Alasan CFTC Tuntut Mantan CEO Voyager Stephen Ehrlich

Komisi Perdagangan Berjangka Komoditas AS (CFTC) mendakwa mantan CEO pemberi pinjaman mata uang kripto yang bangkrut, Voyager Digital Stephen Ehrlich karena penipuan. Ini alasannya.

oleh Elga Nurmutia diperbarui 15 Okt 2023, 16:58 WIB
Diterbitkan 15 Okt 2023, 16:56 WIB
Alasan CFTC Tuntut Mantan CEO Voyager Stephen Ehrlich
Komisi Perdagangan Berjangka Komoditas AS (CFTC) mendakwa mantan CEO pemberi pinjaman mata uang kripto yang bangkrut, Voyager Digital, dengan tuduhan penipuan. (Foto: Freepik)

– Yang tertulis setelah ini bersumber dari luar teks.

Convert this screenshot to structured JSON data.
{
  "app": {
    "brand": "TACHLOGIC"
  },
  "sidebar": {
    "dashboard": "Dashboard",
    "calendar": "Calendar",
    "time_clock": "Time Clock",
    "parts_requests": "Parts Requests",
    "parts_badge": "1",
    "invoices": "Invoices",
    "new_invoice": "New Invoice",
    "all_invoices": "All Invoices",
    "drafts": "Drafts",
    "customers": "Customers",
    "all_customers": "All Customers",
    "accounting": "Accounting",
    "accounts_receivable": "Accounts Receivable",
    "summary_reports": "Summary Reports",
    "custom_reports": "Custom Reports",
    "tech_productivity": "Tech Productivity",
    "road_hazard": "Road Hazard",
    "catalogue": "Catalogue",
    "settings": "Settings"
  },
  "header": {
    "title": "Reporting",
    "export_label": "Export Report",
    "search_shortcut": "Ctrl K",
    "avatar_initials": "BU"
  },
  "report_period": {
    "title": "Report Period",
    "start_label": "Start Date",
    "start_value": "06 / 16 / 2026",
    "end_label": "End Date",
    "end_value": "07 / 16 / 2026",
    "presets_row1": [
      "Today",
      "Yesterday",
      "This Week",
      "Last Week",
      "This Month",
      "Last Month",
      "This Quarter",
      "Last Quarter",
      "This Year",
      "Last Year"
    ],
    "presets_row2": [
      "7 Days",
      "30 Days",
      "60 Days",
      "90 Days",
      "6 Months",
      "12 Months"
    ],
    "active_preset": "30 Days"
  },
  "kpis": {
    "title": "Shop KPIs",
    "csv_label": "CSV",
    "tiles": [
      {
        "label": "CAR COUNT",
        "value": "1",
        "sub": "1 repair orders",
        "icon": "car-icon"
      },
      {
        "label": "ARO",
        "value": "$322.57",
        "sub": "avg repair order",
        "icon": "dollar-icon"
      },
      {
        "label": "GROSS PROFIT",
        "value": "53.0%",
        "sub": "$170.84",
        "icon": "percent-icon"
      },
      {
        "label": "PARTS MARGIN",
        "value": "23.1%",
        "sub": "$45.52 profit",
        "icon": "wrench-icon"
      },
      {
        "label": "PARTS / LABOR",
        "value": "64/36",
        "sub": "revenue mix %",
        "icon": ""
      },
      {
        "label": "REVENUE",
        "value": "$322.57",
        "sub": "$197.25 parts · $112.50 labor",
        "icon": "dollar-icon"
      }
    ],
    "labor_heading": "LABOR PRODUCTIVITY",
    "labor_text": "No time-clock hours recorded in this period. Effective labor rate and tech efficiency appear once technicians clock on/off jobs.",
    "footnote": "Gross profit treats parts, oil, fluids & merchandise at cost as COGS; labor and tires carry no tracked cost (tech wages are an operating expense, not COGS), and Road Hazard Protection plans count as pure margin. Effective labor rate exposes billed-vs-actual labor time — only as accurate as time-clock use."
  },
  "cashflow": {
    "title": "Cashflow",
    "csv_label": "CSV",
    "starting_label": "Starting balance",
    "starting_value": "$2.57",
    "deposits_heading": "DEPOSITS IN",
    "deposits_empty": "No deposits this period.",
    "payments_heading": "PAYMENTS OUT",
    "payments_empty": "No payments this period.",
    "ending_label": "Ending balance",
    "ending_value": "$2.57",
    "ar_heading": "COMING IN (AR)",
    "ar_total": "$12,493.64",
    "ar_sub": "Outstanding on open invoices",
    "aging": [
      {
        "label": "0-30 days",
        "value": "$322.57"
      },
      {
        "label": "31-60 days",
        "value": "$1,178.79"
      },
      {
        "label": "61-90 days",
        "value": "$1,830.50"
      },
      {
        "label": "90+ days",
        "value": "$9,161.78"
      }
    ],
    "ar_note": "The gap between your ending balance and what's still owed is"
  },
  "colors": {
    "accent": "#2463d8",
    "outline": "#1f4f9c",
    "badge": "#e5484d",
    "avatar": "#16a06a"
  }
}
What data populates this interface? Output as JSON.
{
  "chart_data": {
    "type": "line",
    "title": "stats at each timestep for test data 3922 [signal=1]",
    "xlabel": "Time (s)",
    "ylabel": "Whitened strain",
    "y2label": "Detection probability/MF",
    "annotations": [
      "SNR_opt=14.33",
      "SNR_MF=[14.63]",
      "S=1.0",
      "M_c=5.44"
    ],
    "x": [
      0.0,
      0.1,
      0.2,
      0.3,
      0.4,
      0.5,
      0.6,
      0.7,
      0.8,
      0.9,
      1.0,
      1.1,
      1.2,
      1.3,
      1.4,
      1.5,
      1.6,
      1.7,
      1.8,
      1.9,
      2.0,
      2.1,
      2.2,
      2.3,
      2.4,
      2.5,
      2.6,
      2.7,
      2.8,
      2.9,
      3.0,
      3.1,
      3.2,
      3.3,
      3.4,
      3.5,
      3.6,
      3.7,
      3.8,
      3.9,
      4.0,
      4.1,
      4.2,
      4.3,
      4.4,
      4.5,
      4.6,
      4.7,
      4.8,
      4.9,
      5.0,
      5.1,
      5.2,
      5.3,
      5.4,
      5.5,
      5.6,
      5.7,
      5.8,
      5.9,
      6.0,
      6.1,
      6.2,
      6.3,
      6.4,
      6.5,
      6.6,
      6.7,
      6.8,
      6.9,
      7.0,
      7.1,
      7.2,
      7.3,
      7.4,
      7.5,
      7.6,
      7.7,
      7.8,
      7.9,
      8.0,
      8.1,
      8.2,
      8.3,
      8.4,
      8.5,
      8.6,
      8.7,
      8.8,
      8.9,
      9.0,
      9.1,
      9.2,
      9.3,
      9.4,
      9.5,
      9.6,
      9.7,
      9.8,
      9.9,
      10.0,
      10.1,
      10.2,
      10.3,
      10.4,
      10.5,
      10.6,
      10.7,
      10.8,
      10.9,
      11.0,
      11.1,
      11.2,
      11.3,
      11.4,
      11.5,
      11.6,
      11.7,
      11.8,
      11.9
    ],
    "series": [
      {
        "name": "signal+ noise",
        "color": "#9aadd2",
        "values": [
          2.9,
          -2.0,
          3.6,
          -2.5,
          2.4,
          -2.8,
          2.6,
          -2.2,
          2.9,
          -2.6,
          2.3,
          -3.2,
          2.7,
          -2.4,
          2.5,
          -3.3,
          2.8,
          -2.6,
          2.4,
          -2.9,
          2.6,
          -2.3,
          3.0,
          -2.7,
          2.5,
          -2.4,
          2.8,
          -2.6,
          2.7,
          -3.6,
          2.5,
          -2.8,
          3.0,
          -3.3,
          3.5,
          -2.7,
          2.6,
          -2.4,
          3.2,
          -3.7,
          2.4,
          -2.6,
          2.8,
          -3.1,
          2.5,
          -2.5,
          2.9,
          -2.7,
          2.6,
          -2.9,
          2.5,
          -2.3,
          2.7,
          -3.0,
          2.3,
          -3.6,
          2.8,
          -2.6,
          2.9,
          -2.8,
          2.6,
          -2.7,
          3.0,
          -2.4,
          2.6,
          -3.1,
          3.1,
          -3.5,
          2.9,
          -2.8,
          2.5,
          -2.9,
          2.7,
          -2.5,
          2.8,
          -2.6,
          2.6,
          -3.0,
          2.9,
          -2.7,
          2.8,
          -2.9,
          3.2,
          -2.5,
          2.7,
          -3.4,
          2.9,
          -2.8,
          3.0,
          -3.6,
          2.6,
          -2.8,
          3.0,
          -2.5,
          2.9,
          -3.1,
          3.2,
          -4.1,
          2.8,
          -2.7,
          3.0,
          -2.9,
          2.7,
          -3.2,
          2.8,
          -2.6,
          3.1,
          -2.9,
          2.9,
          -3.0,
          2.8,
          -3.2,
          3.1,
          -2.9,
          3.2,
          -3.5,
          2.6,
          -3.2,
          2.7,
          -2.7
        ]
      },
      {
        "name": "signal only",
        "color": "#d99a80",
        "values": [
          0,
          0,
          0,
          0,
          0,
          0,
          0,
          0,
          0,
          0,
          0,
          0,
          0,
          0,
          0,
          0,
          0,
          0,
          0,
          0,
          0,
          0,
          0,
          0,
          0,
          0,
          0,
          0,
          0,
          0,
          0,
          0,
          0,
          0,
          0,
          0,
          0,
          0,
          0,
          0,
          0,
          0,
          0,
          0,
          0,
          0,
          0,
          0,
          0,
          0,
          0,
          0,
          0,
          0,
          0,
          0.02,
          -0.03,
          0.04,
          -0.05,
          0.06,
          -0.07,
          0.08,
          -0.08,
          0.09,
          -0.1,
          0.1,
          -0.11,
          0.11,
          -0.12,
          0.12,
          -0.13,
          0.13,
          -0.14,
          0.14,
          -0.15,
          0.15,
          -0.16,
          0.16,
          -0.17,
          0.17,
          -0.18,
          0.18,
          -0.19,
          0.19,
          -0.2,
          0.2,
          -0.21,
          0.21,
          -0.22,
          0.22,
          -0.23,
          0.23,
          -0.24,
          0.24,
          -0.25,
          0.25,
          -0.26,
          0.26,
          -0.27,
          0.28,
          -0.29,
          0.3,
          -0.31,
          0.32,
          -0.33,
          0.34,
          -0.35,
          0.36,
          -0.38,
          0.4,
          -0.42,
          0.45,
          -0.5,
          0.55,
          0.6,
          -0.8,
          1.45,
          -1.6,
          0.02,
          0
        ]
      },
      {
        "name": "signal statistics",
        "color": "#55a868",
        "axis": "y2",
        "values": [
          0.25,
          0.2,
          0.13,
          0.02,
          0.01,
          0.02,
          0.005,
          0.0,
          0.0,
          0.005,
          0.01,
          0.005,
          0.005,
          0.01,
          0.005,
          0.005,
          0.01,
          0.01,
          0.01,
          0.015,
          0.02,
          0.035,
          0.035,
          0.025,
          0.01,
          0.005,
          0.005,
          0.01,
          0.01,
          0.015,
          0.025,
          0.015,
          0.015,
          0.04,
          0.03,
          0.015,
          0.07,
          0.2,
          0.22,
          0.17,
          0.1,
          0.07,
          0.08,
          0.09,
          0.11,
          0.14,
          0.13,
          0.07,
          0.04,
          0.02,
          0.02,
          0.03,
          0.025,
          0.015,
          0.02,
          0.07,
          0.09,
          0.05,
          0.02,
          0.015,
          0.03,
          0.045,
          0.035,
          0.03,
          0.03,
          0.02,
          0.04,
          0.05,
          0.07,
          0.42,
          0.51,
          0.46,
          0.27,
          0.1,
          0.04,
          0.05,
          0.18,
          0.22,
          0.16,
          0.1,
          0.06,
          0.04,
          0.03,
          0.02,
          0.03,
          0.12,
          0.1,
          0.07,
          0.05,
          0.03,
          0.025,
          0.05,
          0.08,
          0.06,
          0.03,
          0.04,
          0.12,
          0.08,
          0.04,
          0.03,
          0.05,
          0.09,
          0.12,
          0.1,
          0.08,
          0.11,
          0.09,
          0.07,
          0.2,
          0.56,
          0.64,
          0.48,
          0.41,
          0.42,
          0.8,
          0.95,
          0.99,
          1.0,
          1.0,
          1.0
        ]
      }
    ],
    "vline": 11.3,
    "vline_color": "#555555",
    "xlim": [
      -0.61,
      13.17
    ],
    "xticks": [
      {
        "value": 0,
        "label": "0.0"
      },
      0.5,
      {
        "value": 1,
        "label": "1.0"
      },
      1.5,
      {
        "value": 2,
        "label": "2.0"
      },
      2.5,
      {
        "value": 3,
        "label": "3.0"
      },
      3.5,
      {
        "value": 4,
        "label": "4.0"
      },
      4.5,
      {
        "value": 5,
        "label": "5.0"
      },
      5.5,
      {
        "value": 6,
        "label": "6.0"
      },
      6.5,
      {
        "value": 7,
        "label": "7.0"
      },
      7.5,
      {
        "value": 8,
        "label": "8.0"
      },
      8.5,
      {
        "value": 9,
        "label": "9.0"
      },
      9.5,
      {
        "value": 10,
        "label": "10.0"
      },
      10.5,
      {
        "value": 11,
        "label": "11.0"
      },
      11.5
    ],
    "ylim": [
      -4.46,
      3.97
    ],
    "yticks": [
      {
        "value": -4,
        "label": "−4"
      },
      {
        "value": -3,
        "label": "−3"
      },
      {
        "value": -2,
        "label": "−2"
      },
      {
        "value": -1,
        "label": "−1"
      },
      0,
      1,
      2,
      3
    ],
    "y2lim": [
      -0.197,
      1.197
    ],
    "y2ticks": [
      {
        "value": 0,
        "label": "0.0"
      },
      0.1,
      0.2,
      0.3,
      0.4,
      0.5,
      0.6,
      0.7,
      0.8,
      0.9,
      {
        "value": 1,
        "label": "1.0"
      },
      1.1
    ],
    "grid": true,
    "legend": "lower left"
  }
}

Liputan6.com, Jakarta - Komisi Perdagangan Berjangka Komoditas AS (CFTC) mendakwa mantan CEO pemberi pinjaman mata uang kripto yang bangkrut, Voyager Digital, dengan tuduhan penipuan.

Regulator menuduh Stephen Ehrlich dan perusahaannya memikat investor dengan janji imbal hasil tinggi sambil melanggar aturan derivatif. Ehrlich juga digugat oleh Komisi Perdagangan Federal (FTC).

Melansir Bitcoin, ditulis Minggu (15/10/2023), CFTC mengajukan gugatan terhadap salah satu pendiri dan mantan CEO Voyager Digital, Stephen Ehrlich. Keluhan yang diajukan ke Pengadilan Distrik AS untuk Distrik Selatan New York menuduhnya melakukan penipuan dan kegagalan registrasi sehubungan dengan Voyager dan pengoperasian kumpulan komoditas yang tidak terdaftar.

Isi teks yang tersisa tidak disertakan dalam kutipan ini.